Aux États-Unis, la déprogrammation d’une émission phare de la télé relance le débat sur la liberté d’expression sous Trump
Pourquoi un reportage documentaire qui était programmé depuis plusieurs jours a-t-il été subitement retiré de la liste de diffusion ? Dimanche soir, quelques heures avant sa diffusion, le magazine emblématique de CBS, 60 Minutes, a annoncé le report d’un reportage consacré au Centre de confinement du terrorisme, la prison de haute sécurité du Salvador plus connue sous son acronyme espagnol, CECOT. Le sujet devait s’intéresser aux migrants expulsés des États-Unis sous l’administration Trump et incarcérés dans ce complexe carcéral ultra-médiatisé. Il sera finalement diffusé « ultérieurement », a promis la chaîne.
pic.twitter.com/JLbIdtUvY5— 60 Minutes (@60Minutes) December 21, 2025
Dans un bref communiqué, l’émission a indiqué que sa grille avait été modifiée et que le reportage intitulé « Inside CECOT » nécessitait encore du travail. Selon CBS News, des éléments supplémentaires devaient être vérifiés ou complétés avant diffusion. Aucune nouvelle date n’a été communiquée.

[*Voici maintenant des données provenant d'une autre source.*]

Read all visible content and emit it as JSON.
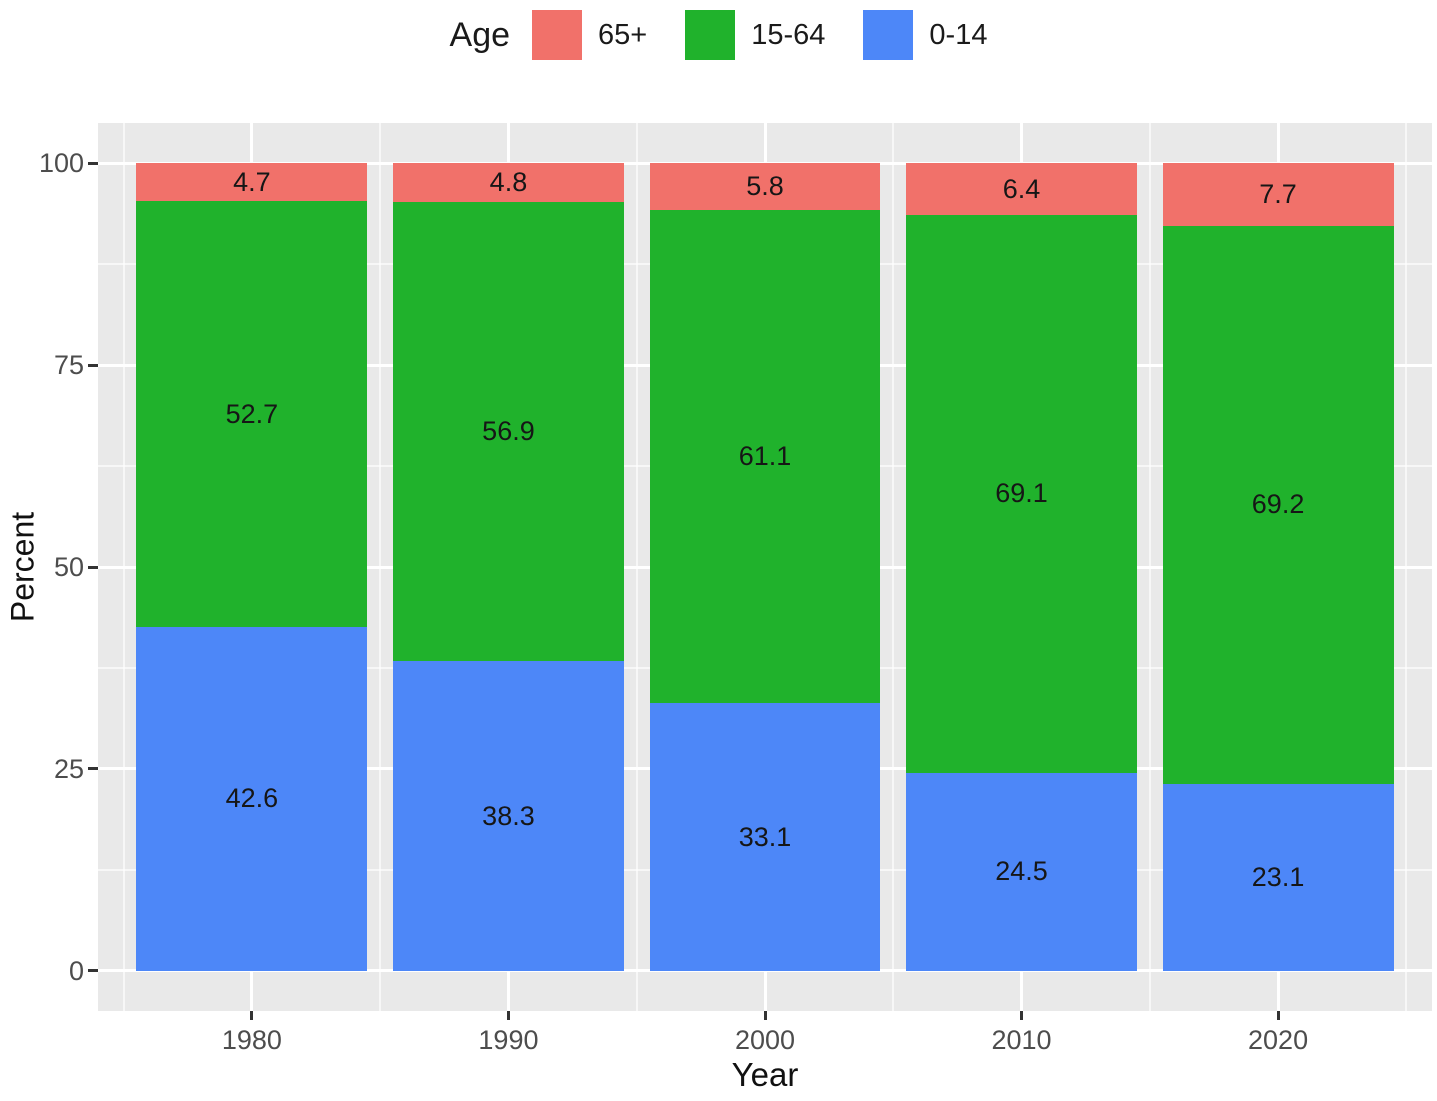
{
  "chart_data": {
    "type": "bar",
    "stacked": true,
    "legend_title": "Age",
    "legend_position": "top",
    "legend_order": [
      "65+",
      "15-64",
      "0-14"
    ],
    "categories": [
      "1980",
      "1990",
      "2000",
      "2010",
      "2020"
    ],
    "series": [
      {
        "name": "0-14",
        "color": "#4D87F8",
        "values": [
          42.6,
          38.3,
          33.1,
          24.5,
          23.1
        ]
      },
      {
        "name": "15-64",
        "color": "#20B22C",
        "values": [
          52.7,
          56.9,
          61.1,
          69.1,
          69.2
        ]
      },
      {
        "name": "65+",
        "color": "#F1716A",
        "values": [
          4.7,
          4.8,
          5.8,
          6.4,
          7.7
        ]
      }
    ],
    "xlabel": "Year",
    "ylabel": "Percent",
    "y_ticks": [
      0,
      25,
      50,
      75,
      100
    ],
    "y_minor_ticks": [
      12.5,
      37.5,
      62.5,
      87.5
    ],
    "ylim": [
      -5,
      105
    ],
    "bar_width_fraction": 0.9,
    "panel_background": "#E9E9E9",
    "grid_color": "#FFFFFF",
    "bar_label_color": "#161616",
    "axis_text_color": "#4d4d4d"
  }
}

Le sujet est particulièrement sensible. En mars, 238 hommes ont été expulsés vers le Salvador, l’administration Trump affirmant qu’ils étaient liés au gang vénézuélien Tren de Aragua. Pour organiser ces expulsions, Donald Trump s’est appuyé sur sa relation étroite avec le président salvadorien Nayib Bukele, dont la politique sécuritaire repose notamment sur l’incarcération massive dans des prisons géantes. L’ancien président américain avait publiquement salué l’efficacité du système pénitentiaire salvadorien, vantant une coopération destinée, selon lui, à expulser des criminels entrés illégalement aux États-Unis.
75 % des expulsés n’avaient aucun casier
Mais l’enquête de « 60 Minutes » dresse un tout autre tableau. D’après les conclusions du reportage, près de trois quarts des hommes envoyés au CECOT n’avaient aucun casier judiciaire. Un peu plus d’un cinquième présentaient des antécédents, majoritairement pour des délits non violents, tandis que la situation pénale du reste du groupe demeurait floue. L’affaire de Kilmar Abrego Garcia, un père de famille vivant dans le Maryland, a cristallisé la polémique : Washington a reconnu l’avoir expulsé par erreur administrative avant de le faire revenir aux États-Unis quelques mois plus tard.
BREAKING: CBS just pulled its own 60 Minutes report exposing torture at El Salvador’s CECOT prison, a facility where Venezuelans were secretly sent instead of deported.
Bari Weiss now runs CBS.
Watch what they didn’t want you to see. pic.twitter.com/OfIuyjxoiR— Brian Allen (@allenanalysis) December 21, 2025
Le report du sujet intervient dans un contexte politique et médiatique tendu. Quelques jours plus tôt, Donald Trump avait évoqué lors d’un meeting sa relation avec les nouveaux propriétaires de CBS, la famille Ellison, tout en se plaignant du traitement que lui réserve « 60 Minutes ». Il a également multiplié les signaux de soutien à la nouvelle direction éditoriale de CBS News, désormais pilotée par Bari Weiss, nommée à l’automne.
Les relations entre Trump et « 60 Minutes » sont de longue date conflictuelles. L’ancien président accuse l’émission d’hostilité chronique, notamment après une interview de Kamala Harris diffusée en 2024, qu’il estime avoir été montée de manière partiale. Cette séquence avait débouché sur une procédure judiciaire conclue par un accord financier avec la maison mère de CBS. Depuis, la chaîne a diffusé une longue interview de Trump, tout en écartant certains échanges jugés trop conflictuels.